Moscow: Ukrainian armed forces’ commander in chief, General Valery Zaluzhny, who has not been seen publicly for some time now, was seriously wounded some weeks ago in a Russian strike near Kherson, and is unlikely to return to service, media reports said on Wednesday.
Zaluzhny suffered a head trauma and numerous shrapnel wounds in early May, in a missile attack on a Ukrainian command post not far from the village of Posad-Pokrovskoe, RT quoted RIA Novosti as reporting.
The Russian agency, quoting a source, said that the general had undergone a craniotomy at a military hospital in Kiev after the strike, and doctors say that the 49-year-old is going to live but won’t be able to execute his duties as commander anymore.
Speculations about Zaluzhny’s whereabouts emerged after he refrained from participating in a high-profile NATO meeting on May 10.
The Chairman of the bloc’s military committee, Rob Bauer, said that Kiev told Brussels that the Ukrainian commander couldn’t attend in person nor via a video-link due to a “complex operational situation” on the ground in the conflict with Moscow.

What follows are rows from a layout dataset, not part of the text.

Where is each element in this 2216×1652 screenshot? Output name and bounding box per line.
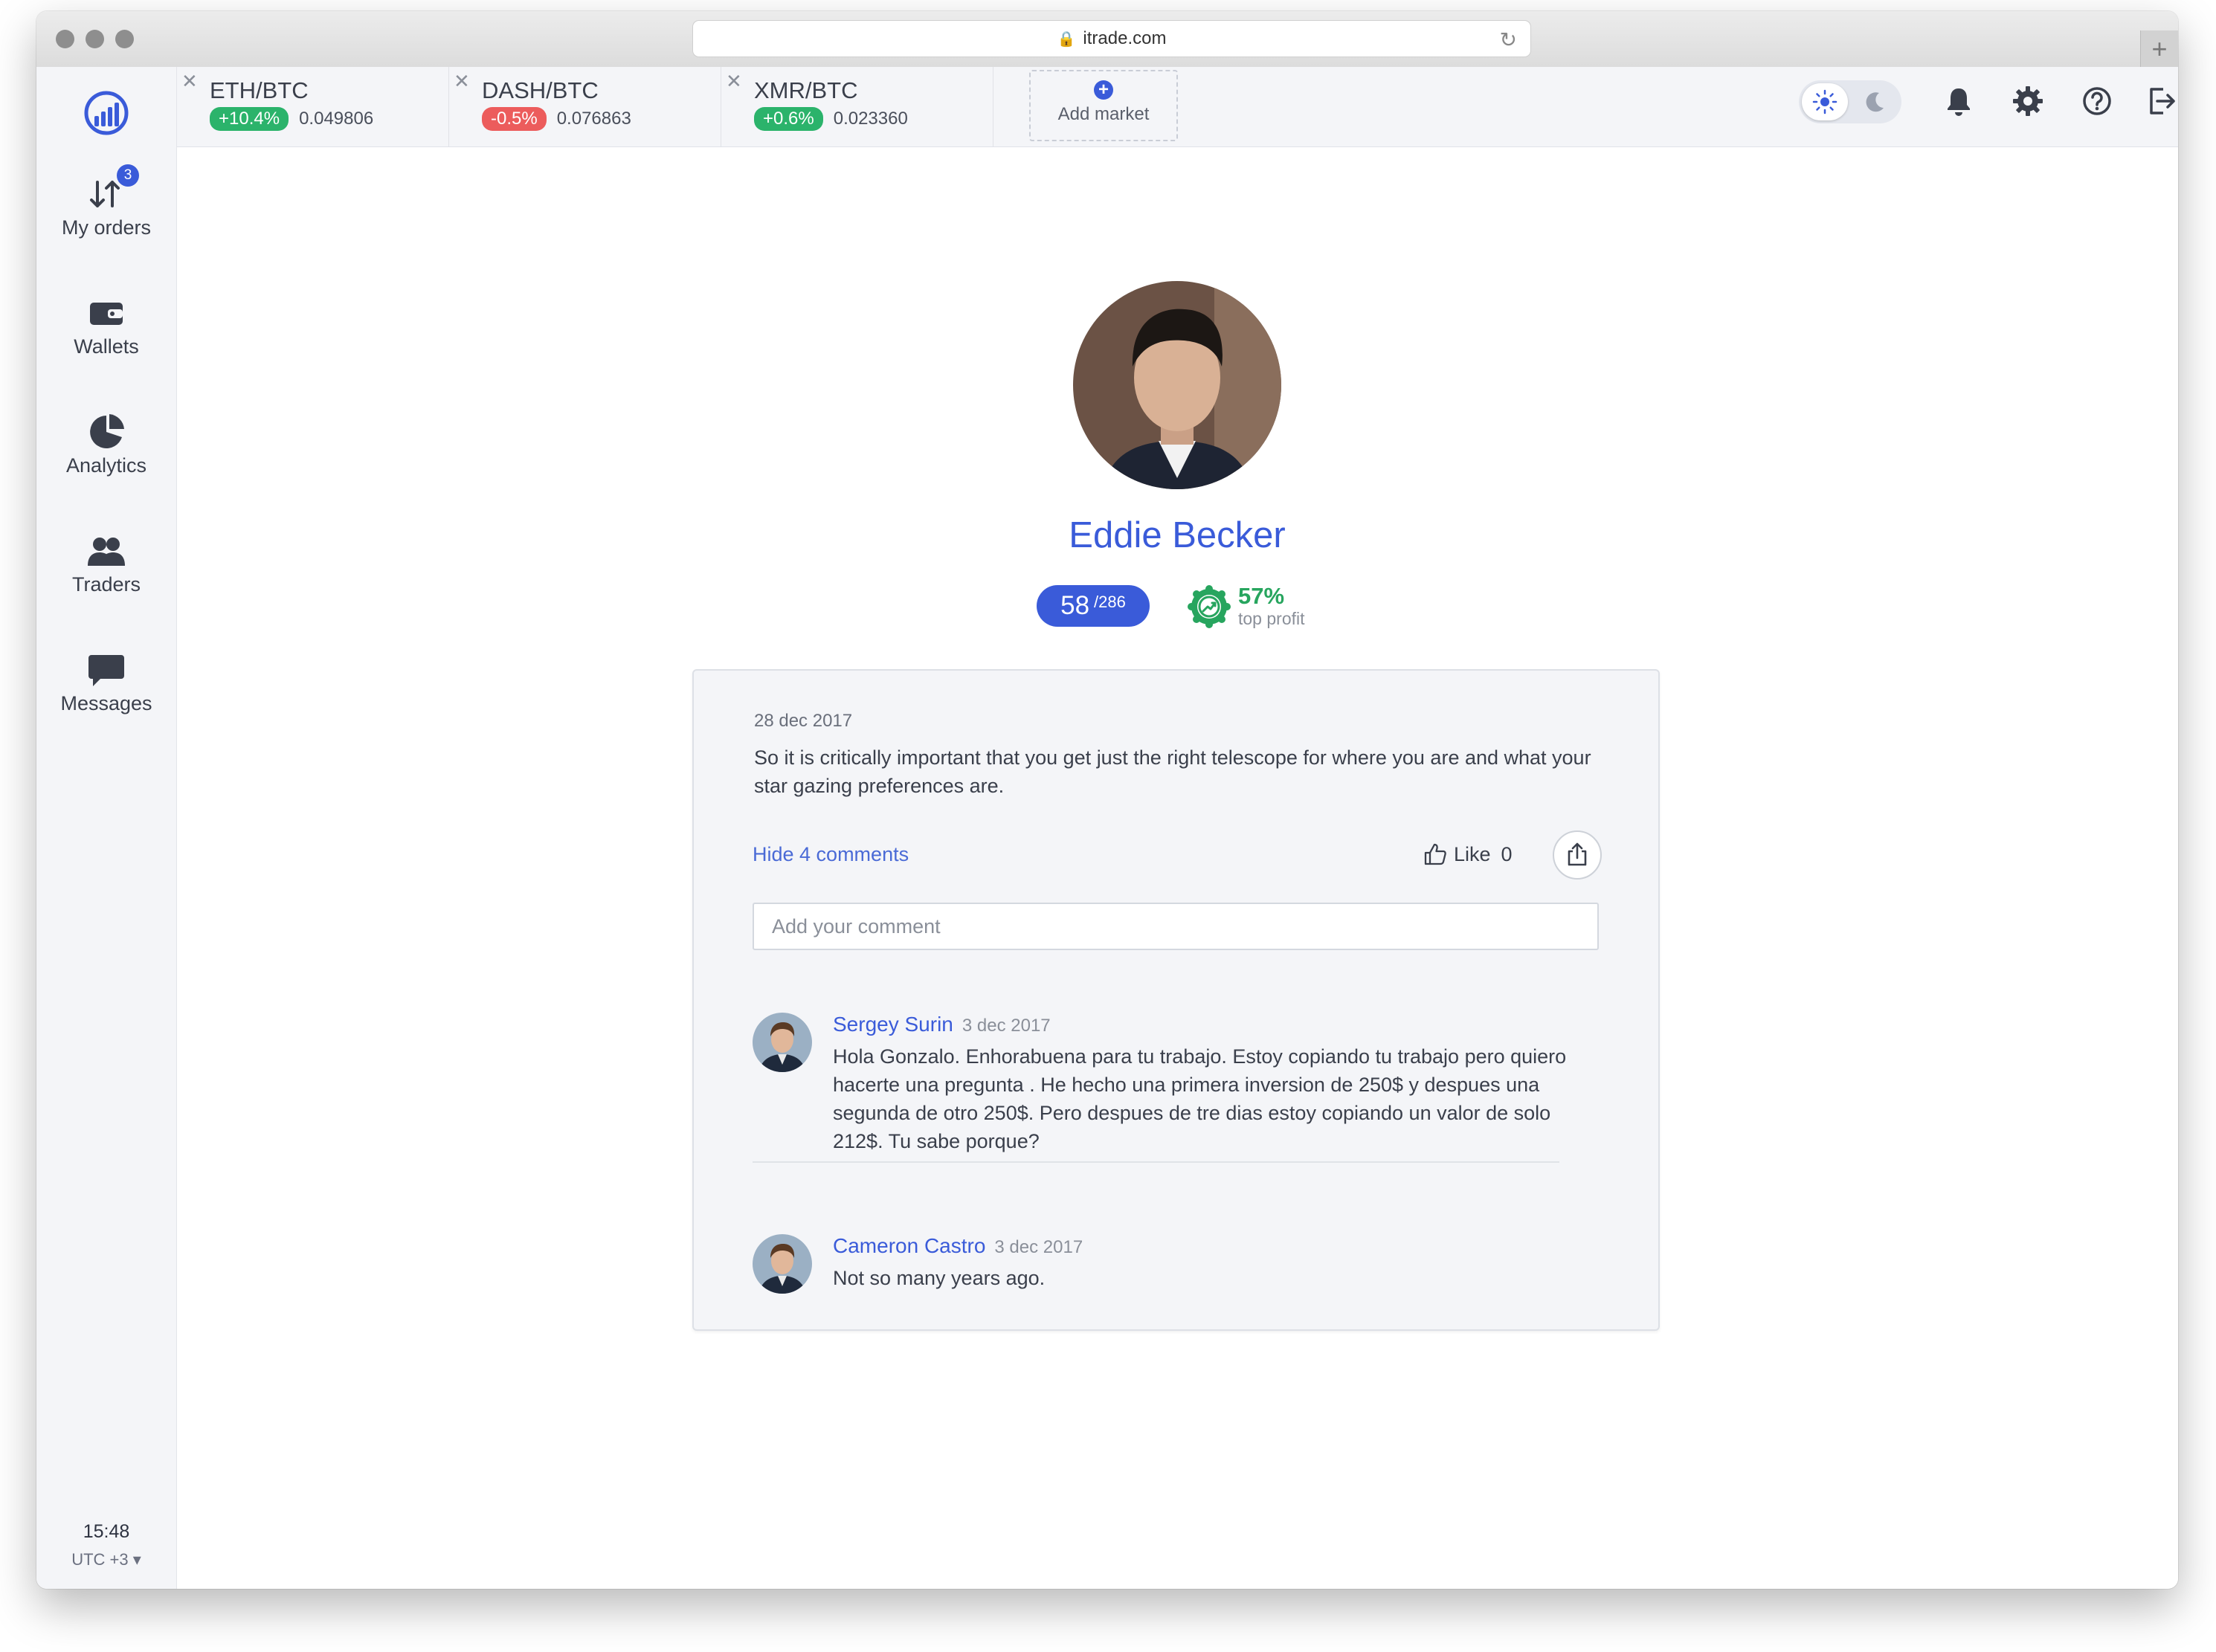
comment-author-name[interactable]: Cameron Castro bbox=[833, 1234, 985, 1257]
moon-icon bbox=[1866, 92, 1884, 112]
sidebar-item-label: Traders bbox=[71, 573, 141, 596]
change-badge: +0.6% bbox=[754, 107, 823, 131]
profit-label: top profit bbox=[1238, 609, 1305, 628]
timezone-selector[interactable]: UTC +3 ▾ bbox=[36, 1550, 176, 1569]
itrade-logo[interactable] bbox=[83, 89, 130, 137]
sidebar-item-wallets[interactable]: Wallets bbox=[36, 295, 176, 358]
market-pair: XMR/BTC bbox=[754, 77, 858, 103]
sidebar-item-label: Analytics bbox=[65, 454, 147, 477]
sidebar: 3 My orders Wallets Analytics Traders Me… bbox=[36, 67, 177, 1589]
comment-text: Not so many years ago. bbox=[833, 1267, 1046, 1289]
profile-avatar bbox=[1073, 281, 1281, 489]
comment-author[interactable]: Sergey Surin 3 dec 2017 bbox=[833, 1013, 1051, 1036]
close-icon[interactable]: ✕ bbox=[454, 70, 470, 93]
sidebar-item-my-orders[interactable]: 3 My orders bbox=[36, 164, 176, 239]
add-market-button[interactable]: + Add market bbox=[1029, 70, 1178, 141]
market-price: 0.049806 bbox=[299, 109, 374, 129]
arrows-up-down-icon: 3 bbox=[87, 164, 139, 212]
profile-name: Eddie Becker bbox=[1069, 515, 1286, 555]
like-label: Like bbox=[1454, 842, 1491, 865]
browser-titlebar: 🔒 itrade.com ↻ + bbox=[36, 11, 2178, 68]
address-bar[interactable]: 🔒 itrade.com ↻ bbox=[692, 20, 1531, 57]
comment-input[interactable] bbox=[753, 903, 1599, 950]
pie-chart-icon bbox=[87, 414, 126, 450]
sidebar-item-label: Wallets bbox=[74, 335, 139, 358]
url-text: itrade.com bbox=[1083, 28, 1167, 48]
sidebar-item-label: My orders bbox=[61, 216, 152, 239]
comment-author[interactable]: Cameron Castro 3 dec 2017 bbox=[833, 1234, 1083, 1258]
gear-icon[interactable] bbox=[2012, 85, 2044, 117]
lock-icon: 🔒 bbox=[1057, 30, 1076, 48]
close-window-button[interactable] bbox=[56, 30, 74, 48]
logout-icon[interactable] bbox=[2145, 85, 2178, 117]
close-icon[interactable]: ✕ bbox=[181, 70, 198, 93]
new-tab-button[interactable]: + bbox=[2140, 30, 2178, 68]
like-count: 0 bbox=[1501, 842, 1513, 865]
sidebar-item-messages[interactable]: Messages bbox=[36, 652, 176, 715]
wallet-icon bbox=[87, 295, 126, 331]
sidebar-item-label: Messages bbox=[60, 692, 152, 714]
sun-icon bbox=[1812, 89, 1837, 114]
thumbs-up-icon bbox=[1424, 843, 1446, 865]
rank-badge: 58 /286 bbox=[1037, 585, 1150, 627]
profit-percent: 57% bbox=[1238, 583, 1285, 609]
clock: 15:48 UTC +3 ▾ bbox=[36, 1521, 176, 1569]
close-icon[interactable]: ✕ bbox=[726, 70, 742, 93]
reload-icon[interactable]: ↻ bbox=[1500, 28, 1517, 52]
profit-badge-icon bbox=[1188, 585, 1231, 628]
market-tab-eth-btc[interactable]: ✕ ETH/BTC +10.4% 0.049806 bbox=[177, 67, 449, 146]
comment-date: 3 dec 2017 bbox=[962, 1016, 1051, 1036]
like-button[interactable]: Like 0 bbox=[1423, 842, 1513, 867]
post-text: So it is critically important that you g… bbox=[754, 746, 1591, 797]
post-card: 28 dec 2017 So it is critically importan… bbox=[692, 669, 1660, 1331]
bell-icon[interactable] bbox=[1942, 85, 1975, 117]
market-pair: DASH/BTC bbox=[482, 77, 599, 103]
hide-comments-link[interactable]: Hide 4 comments bbox=[753, 843, 909, 866]
market-price: 0.023360 bbox=[833, 109, 908, 129]
rank-value: 58 bbox=[1060, 591, 1090, 620]
change-badge: +10.4% bbox=[210, 107, 289, 131]
market-tab-dash-btc[interactable]: ✕ DASH/BTC -0.5% 0.076863 bbox=[449, 67, 721, 146]
commenter-avatar[interactable] bbox=[753, 1234, 812, 1294]
share-button[interactable] bbox=[1553, 830, 1602, 880]
add-market-label: Add market bbox=[1057, 104, 1150, 124]
users-icon bbox=[87, 533, 126, 569]
plus-icon: + bbox=[1094, 80, 1113, 100]
share-icon bbox=[1568, 842, 1587, 866]
comment-author-name[interactable]: Sergey Surin bbox=[833, 1013, 953, 1036]
theme-toggle[interactable] bbox=[1799, 80, 1901, 123]
rank-total: /286 bbox=[1094, 593, 1126, 611]
sidebar-item-traders[interactable]: Traders bbox=[36, 533, 176, 596]
clock-time: 15:48 bbox=[83, 1521, 130, 1542]
market-tab-xmr-btc[interactable]: ✕ XMR/BTC +0.6% 0.023360 bbox=[721, 67, 993, 146]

Zaluzhny hasn’t been seen in public since then, even though footage that has emerged online in recent days that suggested he was fine, turned out to have been made before his disappearance.
However, on Saturday, Ukrainian Deputy Defence Minister Anna Malyar claimed Zaluzhny was in good health and remained in charge, and that rumours about him were being spread by Russia in an attempt to demoralise the Ukrainian forces during the battle for the strategic Donbas city of Artyomovsk, which the Ukrainians call Bakhmut. Moscow announced the “full capture” of Artyomovsk on Saturday, but Kiev has thus far been reluctant to acknowledge the loss of its key stronghold.